Beaverton celebrates diverse holiday traditions: Consider the light in our lives

Beaverton celebrates diverse holiday traditions: Consider the light in our lives



Albert Camus wrote:

“In the depth of winter, I finally learned that within me there lay an invincible summer.”

As days grow shorter in December there is a longing for the lengthening of light across cultures far and wide. Rituals and observances this month testify to the enduring desire to repel the forces of darkness and rekindle the fullness of light.

The City of Beaverton’s Holiday Bazaar and Tree Lighting Event is a local expression of these global sentiments.

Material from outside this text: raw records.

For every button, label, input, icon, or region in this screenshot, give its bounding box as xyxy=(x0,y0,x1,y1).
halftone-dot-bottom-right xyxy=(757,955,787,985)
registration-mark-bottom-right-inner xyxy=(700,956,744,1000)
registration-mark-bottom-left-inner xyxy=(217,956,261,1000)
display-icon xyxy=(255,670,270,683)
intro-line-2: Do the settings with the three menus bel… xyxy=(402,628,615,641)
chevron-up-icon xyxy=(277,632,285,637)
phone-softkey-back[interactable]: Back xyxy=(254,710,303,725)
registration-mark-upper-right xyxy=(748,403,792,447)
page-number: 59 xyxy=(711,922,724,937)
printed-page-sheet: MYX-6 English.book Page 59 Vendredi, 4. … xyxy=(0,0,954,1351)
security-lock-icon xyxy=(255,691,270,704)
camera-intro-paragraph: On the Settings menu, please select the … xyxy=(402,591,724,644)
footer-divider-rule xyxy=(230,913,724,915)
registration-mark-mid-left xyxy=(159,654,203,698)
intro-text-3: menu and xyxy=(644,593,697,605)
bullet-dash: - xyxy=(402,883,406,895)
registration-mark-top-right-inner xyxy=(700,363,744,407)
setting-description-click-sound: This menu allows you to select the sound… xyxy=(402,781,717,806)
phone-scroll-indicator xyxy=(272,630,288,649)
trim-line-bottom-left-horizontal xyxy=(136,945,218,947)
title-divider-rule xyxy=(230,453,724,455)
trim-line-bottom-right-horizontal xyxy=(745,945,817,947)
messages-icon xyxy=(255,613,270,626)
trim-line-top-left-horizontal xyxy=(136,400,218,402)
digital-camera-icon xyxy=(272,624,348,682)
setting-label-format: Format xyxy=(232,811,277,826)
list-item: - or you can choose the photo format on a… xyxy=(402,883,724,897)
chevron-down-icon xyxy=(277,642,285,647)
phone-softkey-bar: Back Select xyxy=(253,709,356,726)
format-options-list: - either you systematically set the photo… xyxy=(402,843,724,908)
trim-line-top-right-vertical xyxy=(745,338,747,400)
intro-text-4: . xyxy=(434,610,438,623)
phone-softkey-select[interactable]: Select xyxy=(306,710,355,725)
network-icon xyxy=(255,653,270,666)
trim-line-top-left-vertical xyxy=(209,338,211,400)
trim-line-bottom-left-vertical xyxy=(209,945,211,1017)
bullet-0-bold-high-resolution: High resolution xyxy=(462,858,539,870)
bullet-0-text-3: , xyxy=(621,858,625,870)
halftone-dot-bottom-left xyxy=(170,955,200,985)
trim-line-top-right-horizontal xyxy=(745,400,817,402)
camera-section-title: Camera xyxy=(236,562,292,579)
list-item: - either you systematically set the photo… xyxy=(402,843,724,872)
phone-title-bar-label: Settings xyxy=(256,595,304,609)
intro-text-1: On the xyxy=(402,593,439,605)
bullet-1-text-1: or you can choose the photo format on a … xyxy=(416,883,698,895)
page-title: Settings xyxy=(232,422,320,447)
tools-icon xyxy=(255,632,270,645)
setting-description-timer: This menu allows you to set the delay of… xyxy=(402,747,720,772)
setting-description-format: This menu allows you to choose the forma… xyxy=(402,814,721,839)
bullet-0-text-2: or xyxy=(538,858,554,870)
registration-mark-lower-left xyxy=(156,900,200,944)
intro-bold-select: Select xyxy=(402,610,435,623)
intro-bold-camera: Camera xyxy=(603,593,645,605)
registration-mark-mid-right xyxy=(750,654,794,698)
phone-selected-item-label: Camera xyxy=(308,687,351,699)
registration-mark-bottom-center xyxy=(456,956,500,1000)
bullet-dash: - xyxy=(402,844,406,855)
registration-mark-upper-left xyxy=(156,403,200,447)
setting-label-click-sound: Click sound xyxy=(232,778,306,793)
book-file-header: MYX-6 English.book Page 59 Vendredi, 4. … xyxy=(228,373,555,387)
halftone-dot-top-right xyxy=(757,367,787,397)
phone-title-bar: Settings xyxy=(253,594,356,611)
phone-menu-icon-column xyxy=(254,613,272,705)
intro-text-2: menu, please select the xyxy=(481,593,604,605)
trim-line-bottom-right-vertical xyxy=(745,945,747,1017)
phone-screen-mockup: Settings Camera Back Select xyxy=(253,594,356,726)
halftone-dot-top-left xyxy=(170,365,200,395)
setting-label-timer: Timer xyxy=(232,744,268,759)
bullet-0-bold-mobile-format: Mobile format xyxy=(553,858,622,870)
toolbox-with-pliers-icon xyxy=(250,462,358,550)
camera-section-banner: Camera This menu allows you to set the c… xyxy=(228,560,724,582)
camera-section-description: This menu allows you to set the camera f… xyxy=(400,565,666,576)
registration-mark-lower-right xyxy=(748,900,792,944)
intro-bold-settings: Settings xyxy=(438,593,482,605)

  • Chanukkah among Jews celebrates the rededication of Jerusalem’s Temple and miraculous provision of oil for eight days with a single day’s supply.
  • Yalda occurs around fires as Zoroastrians feast together and celebrate the winter solstice as a triumph of good over evil as nights shorten and daylight lengthens.
  • Yule is celebrated the same day among Wiccans with evergreen wreaths, holly, and mistletoe. Logs are burnt for twelve days to drive away evil and welcome good fortune with the return of the sun.
  • Christmas celebrates the arrival of the Christ child, the Light of the World.
  • Kwanzaa among the African diaspora celebrates the community and culture as seven candles are lit over the course of a week.


Consider properties of light:

The sun is the source of life, light, and warmth for our planet. In constellations it guides us directionally and helps with the seasonal planting of crops. While camping, fire and light cooks food, provides warmth, and keeps wild creatures at bay. In medicine, light is used therapeutically for jaundiced infants, vitamin deficiency, skin and eye conditions, and mood and sleep-related disorders. Wintertime can lead to Seasonal Affective Disorder, forgetting that an invincible summer dwells within us.

  • How will you reflect light and warmth to others?
  • What are the guiding lights of your life?
  • How can you bring healing this month?